Derek McVey

Personal information
- Full name: Derek McVey
- Born: 20 July 1968 (age 57) Newcastle, New South Wales, Australia

Playing information
- Position: Second-row, Prop
Club
| Years | Team | Pld | T | G | FG | P |
| 1990 | Gold Coast | 1 | 1 | 0 | 0 | 4 |
| 1992–95 | Balmain | 51 | 10 | 0 | 0 | 40 |
| 1996–97 | St. Helens | 30 | 7 | 1 | 0 | 30 |
|  | Total | 82 | 18 | 1 | 0 | 74 |

Coaching information
Club
| Years | Team | Gms | W | D | L | W% |
| 2019–24 | Southwest Florida Copperheads |  |  |  |  |  |
| 2024– | Washington DC Cavalry |  |  |  |  |  |
|  | Total | 0 | 0 | 0 | 0 |  |
- Source: As of 5 November 2024

= Derek McVey =

Former Australian rugby league footballer

Derek McVey (born 20 July 1968) is an Australian former professional rugby league footballer who played in the 1990s.

==Background==
McVey was born in Newcastle, New South Wales, Australia.

==Playing career==
McVey made his debut for the Gold Coast in Round 18 against Illawarra with McVey scoring a try in a 20–12 defeat. McVey joined Balmain in 1992 making 12 appearances for the club in his first year there. In 1994, McVey played 9 games as Balmain finished last on the table and claimed only their 4th wooden spoon since joining the competition as a foundation team in 1908.

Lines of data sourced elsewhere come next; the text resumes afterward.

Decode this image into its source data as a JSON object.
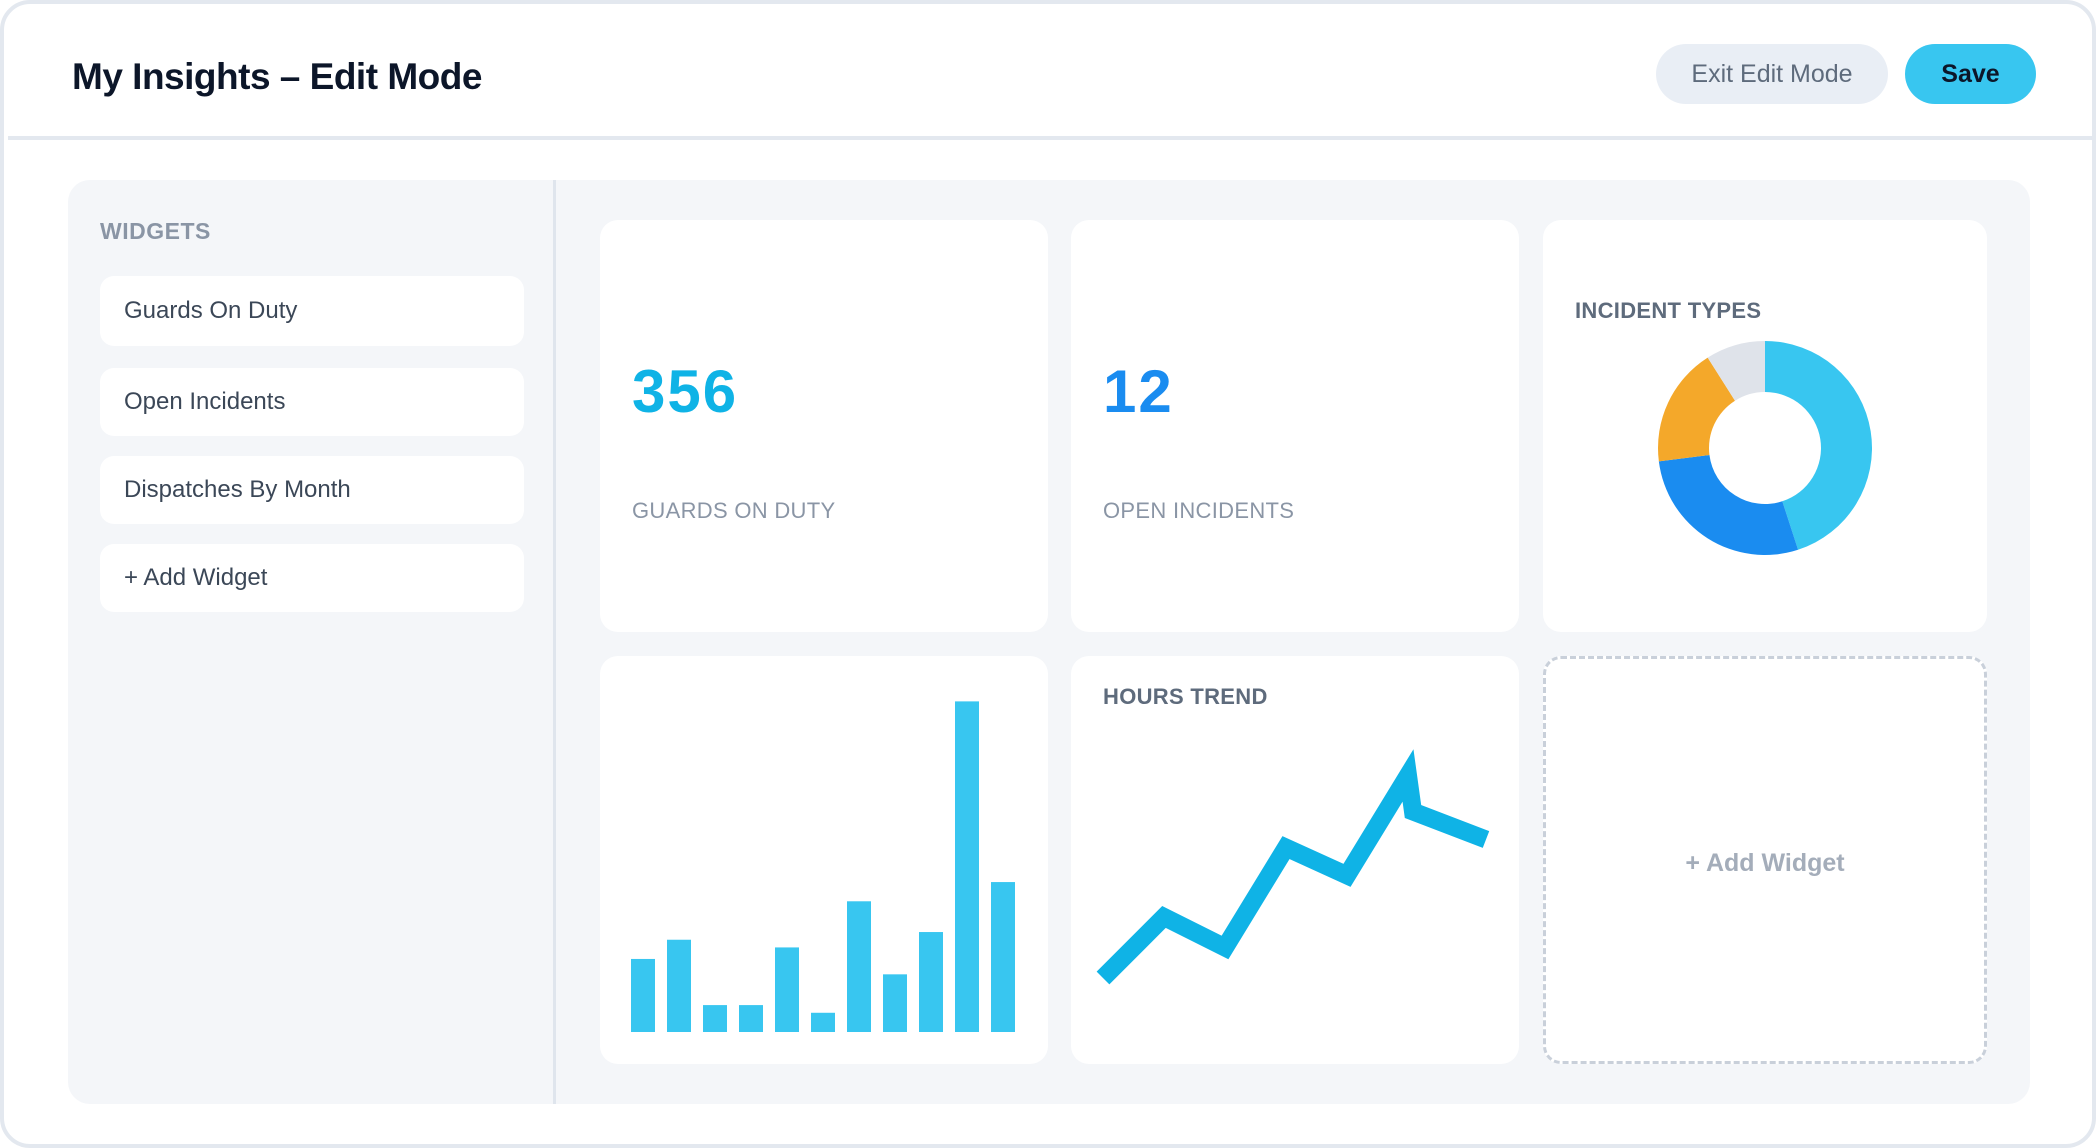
{
  "header": {
    "title": "My Insights – Edit Mode",
    "exit_label": "Exit Edit Mode",
    "save_label": "Save"
  },
  "sidebar": {
    "heading": "WIDGETS",
    "items": [
      {
        "label": "Guards On Duty"
      },
      {
        "label": "Open Incidents"
      },
      {
        "label": "Dispatches By Month"
      },
      {
        "label": "+ Add Widget"
      }
    ]
  },
  "widgets": {
    "guards": {
      "value": "356",
      "label": "GUARDS ON DUTY",
      "color": "#0fb3e6"
    },
    "incidents": {
      "value": "12",
      "label": "OPEN INCIDENTS",
      "color": "#1a8cf0"
    },
    "incident_types": {
      "title": "INCIDENT TYPES"
    },
    "hours_trend": {
      "title": "HOURS TREND"
    },
    "add_widget": {
      "label": "+ Add Widget"
    }
  },
  "colors": {
    "accent": "#38c6f0",
    "blue": "#1a8cf0",
    "orange": "#f4a82a",
    "light_gray": "#dfe3ea",
    "line": "#0fb3e6"
  },
  "chart_data": [
    {
      "type": "pie",
      "title": "INCIDENT TYPES",
      "values": [
        45,
        28,
        18,
        9
      ],
      "colors": [
        "#38c6f0",
        "#1a8cf0",
        "#f4a82a",
        "#dfe3ea"
      ],
      "donut": true
    },
    {
      "type": "bar",
      "title": "",
      "values": [
        19,
        24,
        7,
        7,
        22,
        5,
        34,
        15,
        26,
        86,
        39
      ],
      "ylim": [
        0,
        90
      ],
      "color": "#38c6f0"
    },
    {
      "type": "line",
      "title": "HOURS TREND",
      "values": [
        0,
        22,
        11,
        47,
        37,
        73,
        60
      ],
      "ylim": [
        0,
        80
      ],
      "color": "#0fb3e6"
    }
  ]
}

In 1995, Balmain changed their name to the "Sydney Tigers" and moved their home games to Parramatta Stadium at the start of the Super League war. McVey played 20 times for the club in 1995 as they finished 15th on the table.

Mcvey then signed with English side St Helens and played as forward collecting three trophies in the Super League for The Saints.

==Coaching career==
He is the current coach for the Washington DC Cavalry who compete in the USA Rugby League, having previously coached new club Southwest Florida Copperheads.